I'm not sure what exactly to write about that doesn't start with the phrase I'm on the edge and thinking too hard makes my already sinus-stuffed head feel like it's going to implode.
So I'll start this by saying I spent two and a half hours of my life with Sir Ian McKellen on the other side of the woman next to me at the play Deathtrap, which was quite good, too. The man nearly stepped on my toes when he got up for intermission. And no, I didn't ask for a photo or an autograph or anything, because the man was more or less just there to see a show with a friend, and I wasn't about to interrupt that. They have lives, too.
On that note, the others ran (almost literally) into Hugh Laurie on Monday. Apparently he lives around where our hotel is. Again, no photographs or autographs.
I'm sitting in a hotel room in central London, trying to find the words to adequately describe what exactly is going on this head of mine. Or, what feels like a swollen melon sitting on top of my shoulders, truthfully. Particularly my forehead and under my eyes.
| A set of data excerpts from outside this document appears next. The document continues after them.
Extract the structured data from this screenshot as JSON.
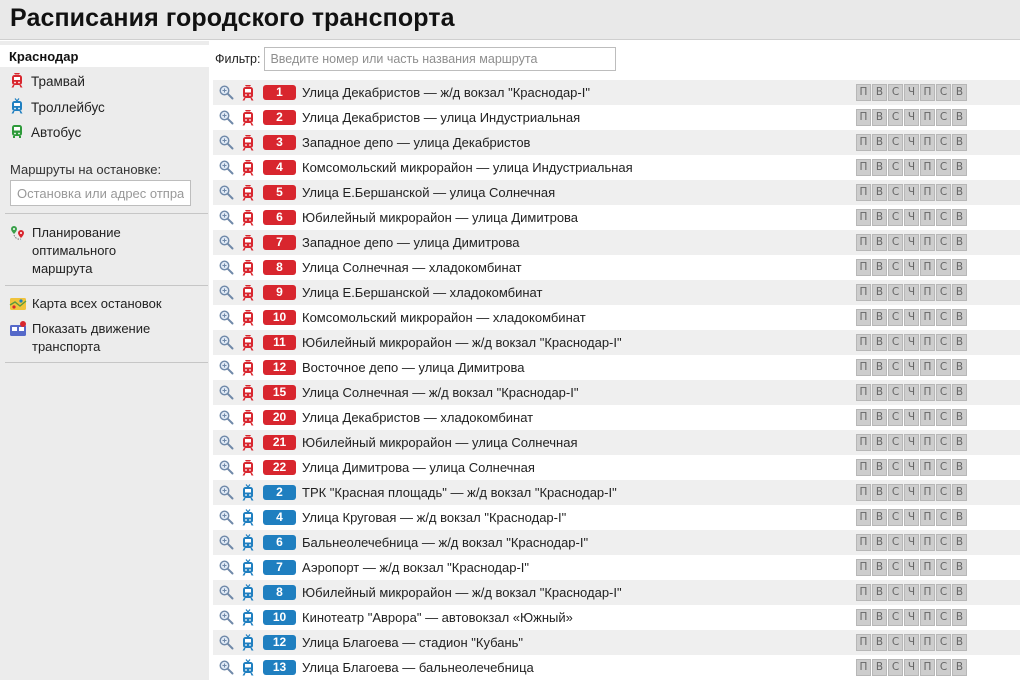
{
  "page": {
    "title": "Расписания городского транспорта"
  },
  "colors": {
    "tram": "#d8262e",
    "trolleybus": "#1f7fc0",
    "bus": "#2e9a3a"
  },
  "sidebar": {
    "city": "Краснодар",
    "types": [
      {
        "label": "Трамвай",
        "icon": "tram-icon",
        "kind": "tram"
      },
      {
        "label": "Троллейбус",
        "icon": "trolleybus-icon",
        "kind": "trolleybus"
      },
      {
        "label": "Автобус",
        "icon": "bus-icon",
        "kind": "bus"
      }
    ],
    "stop_label": "Маршруты на остановке:",
    "stop_placeholder": "Остановка или адрес отправления",
    "links": [
      {
        "label": "Планирование оптимального маршрута",
        "icon": "route-planner-icon"
      },
      {
        "label": "Карта всех остановок",
        "icon": "stops-map-icon"
      },
      {
        "label": "Показать движение транспорта",
        "icon": "live-transport-icon"
      }
    ]
  },
  "filter": {
    "label": "Фильтр:",
    "placeholder": "Введите номер или часть названия маршрута"
  },
  "days": [
    "П",
    "В",
    "С",
    "Ч",
    "П",
    "С",
    "В"
  ],
  "routes": [
    {
      "type": "tram",
      "number": "1",
      "name": "Улица Декабристов — ж/д вокзал \"Краснодар-I\""
    },
    {
      "type": "tram",
      "number": "2",
      "name": "Улица Декабристов — улица Индустриальная"
    },
    {
      "type": "tram",
      "number": "3",
      "name": "Западное депо — улица Декабристов"
    },
    {
      "type": "tram",
      "number": "4",
      "name": "Комсомольский микрорайон — улица Индустриальная"
    },
    {
      "type": "tram",
      "number": "5",
      "name": "Улица Е.Бершанской — улица Солнечная"
    },
    {
      "type": "tram",
      "number": "6",
      "name": "Юбилейный микрорайон — улица Димитрова"
    },
    {
      "type": "tram",
      "number": "7",
      "name": "Западное депо — улица Димитрова"
    },
    {
      "type": "tram",
      "number": "8",
      "name": "Улица Солнечная — хладокомбинат"
    },
    {
      "type": "tram",
      "number": "9",
      "name": "Улица Е.Бершанской — хладокомбинат"
    },
    {
      "type": "tram",
      "number": "10",
      "name": "Комсомольский микрорайон — хладокомбинат"
    },
    {
      "type": "tram",
      "number": "11",
      "name": "Юбилейный микрорайон — ж/д вокзал \"Краснодар-I\""
    },
    {
      "type": "tram",
      "number": "12",
      "name": "Восточное депо — улица Димитрова"
    },
    {
      "type": "tram",
      "number": "15",
      "name": "Улица Солнечная — ж/д вокзал \"Краснодар-I\""
    },
    {
      "type": "tram",
      "number": "20",
      "name": "Улица Декабристов — хладокомбинат"
    },
    {
      "type": "tram",
      "number": "21",
      "name": "Юбилейный микрорайон — улица Солнечная"
    },
    {
      "type": "tram",
      "number": "22",
      "name": "Улица Димитрова — улица Солнечная"
    },
    {
      "type": "trolleybus",
      "number": "2",
      "name": "ТРК \"Красная площадь\" — ж/д вокзал \"Краснодар-I\""
    },
    {
      "type": "trolleybus",
      "number": "4",
      "name": "Улица Круговая — ж/д вокзал \"Краснодар-I\""
    },
    {
      "type": "trolleybus",
      "number": "6",
      "name": "Бальнеолечебница — ж/д вокзал \"Краснодар-I\""
    },
    {
      "type": "trolleybus",
      "number": "7",
      "name": "Аэропорт — ж/д вокзал \"Краснодар-I\""
    },
    {
      "type": "trolleybus",
      "number": "8",
      "name": "Юбилейный микрорайон — ж/д вокзал \"Краснодар-I\""
    },
    {
      "type": "trolleybus",
      "number": "10",
      "name": "Кинотеатр \"Аврора\" — автовокзал «Южный»"
    },
    {
      "type": "trolleybus",
      "number": "12",
      "name": "Улица Благоева — стадион \"Кубань\""
    },
    {
      "type": "trolleybus",
      "number": "13",
      "name": "Улица Благоева — бальнеолечебница"
    }
  ]
}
Oh well. It just needs to sit there a bit more.
There's what we want and then there's reality. Ultimately, we have to come to terms with the fact that sometimes they aren't going to match up. I'd like to be home for Christmas, but depending on the weather - something completely outside of my control - that might not happen. You have the optimist on one side, and the realist on the other, and they might not play nice. The saying is best laid plans of mice and men or something to that effect, and it's completely true. I'll recognize there's a big different being stuck in London and stuck someplace completely away from it all. Hell, I even know what it's like to be stuck in the airport for days on end, and I'll tell you, I was pretty damn ripe by the time I got to where I'm currently at on Monday.
Like I said previously, I know both sides now.
It's in no way what I want, but it's what I've got, and what I have to deal with.
A month and a half from now we'll look back at this, look at the pictures, sort through the recent Underground tickets, and we'll laugh. It'll make a great story, when it's not so raw. We'll laugh, we'll make Tom Hanks references, and we'll joke about it as best we know how. That's how, eventually, it will be seen. It's an experience. That much I can't deny. But it's not one that many people willingly choose, honestly.
I would like, very simply, to go home. That is all I ask.